李玉本想出声斥责,又怕林王妃发怒,脖子一梗,低下脑袋,装作没听见。
“前日派遣巫师驱邪,是孤不对。”楚域不恼,还温和挽起嘴唇,善意笑着,“阿烨已经说过孤了,孤知错。”
林清致皱眉,面色不耐烦。
狗男人还会为她,指责皇帝?天上掉馅饼,痴人说梦!
但不可否认,她喜欢皇帝今日说话态度,跟前天驱邪,大相径庭。
“方才养心殿前之事,孤看在眼里,并非是你刺伤怡儿。”
“陛下既然清楚,当时为何不说?”林清致翘起眼尾,露出讥讽。
既想充圣人,又想做魔鬼,只怕最后落得猪八戒照镜子、两边不是人结局。
“清致,是孤委屈你了。”楚域谦谦君子面容,带着愧疚,“孤以为,阿烨对你用情至深,那种情况,会选择袒护你。”
“所以,你为偏袒怡妃娘娘,任由她将脏水泼我身上、任由楚烨厌恶我,让我承揽行刺之名!”
林清致不理会楚域紧紧皱起的剑眉,她现在深感无力。
无权无势的她,身处皇宫,吃亏只能含泪咽下,太不公平、太不平等了!
“你放心。”楚域似乎下定决心,温润眼眸满是诚挚,“孤会告诉阿烨真相,绝不会让他委屈你。”
林清致面无表情,冷冷应了声。
病好郎中到,晚了!现在给她承诺有何用,且皇室素来狡诈,勾心斗角、尔虞我诈之事,有增无减。

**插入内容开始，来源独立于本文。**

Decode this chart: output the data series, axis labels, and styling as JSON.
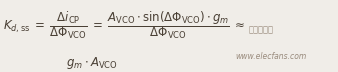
{
  "line1": "$K_{d,\\mathrm{ss}} \\;=\\; \\dfrac{\\Delta i_{\\mathrm{CP}}}{\\Delta \\Phi_{\\mathrm{VCO}}} \\;=\\; \\dfrac{A_{\\mathrm{VCO}} \\cdot \\sin(\\Delta\\Phi_{\\mathrm{VCO}}) \\cdot g_m}{\\Delta\\Phi_{\\mathrm{VCO}}} \\;\\approx$",
  "line2": "$g_m \\cdot A_{\\mathrm{VCO}}$",
  "watermark_line1": "电子发烧友",
  "watermark_line2": "www.elecfans.com",
  "bg_color": "#f0ede8",
  "text_color": "#4a4035",
  "watermark_color": "#8a7a6a",
  "fontsize_main": 8.5,
  "fontsize_watermark": 5.5,
  "fig_width": 3.38,
  "fig_height": 0.72,
  "dpi": 100
}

楚域人前摆着温润好说话模样,难保背后不会暗箭伤人,杀人无形。
“你腿有伤,暂时别回去。”楚域说罢,又吩咐李玉宣召,殿外等候许久的太医。
他眼眸包含关切,不似作假。
林清致脑袋瓜子,顶着尊王妃头面,甚是沉重,她一股脑,全都扯掉。
只留了个挽髻的海棠碧玉钗。
瞥了眼尊位皇帝,见他眉目紧锁,面颊仍旧带着病态的白,像死人般。
右腿是剐蹭皮肉的子弹伤,她前日开枪打的。
默然收回视线,瘫坐软塌。
被宣召的太医,用御制紫金药膏,涂在她有些溃疡伤口。
林清致甚是惊奇,细细打量太医手中的膏贴。
她已断的左腕筋脉,竟无瘙痒痛感,还有左腿膝盖,血窟窿渐愈合,几乎以肉眼可见的速度恢复。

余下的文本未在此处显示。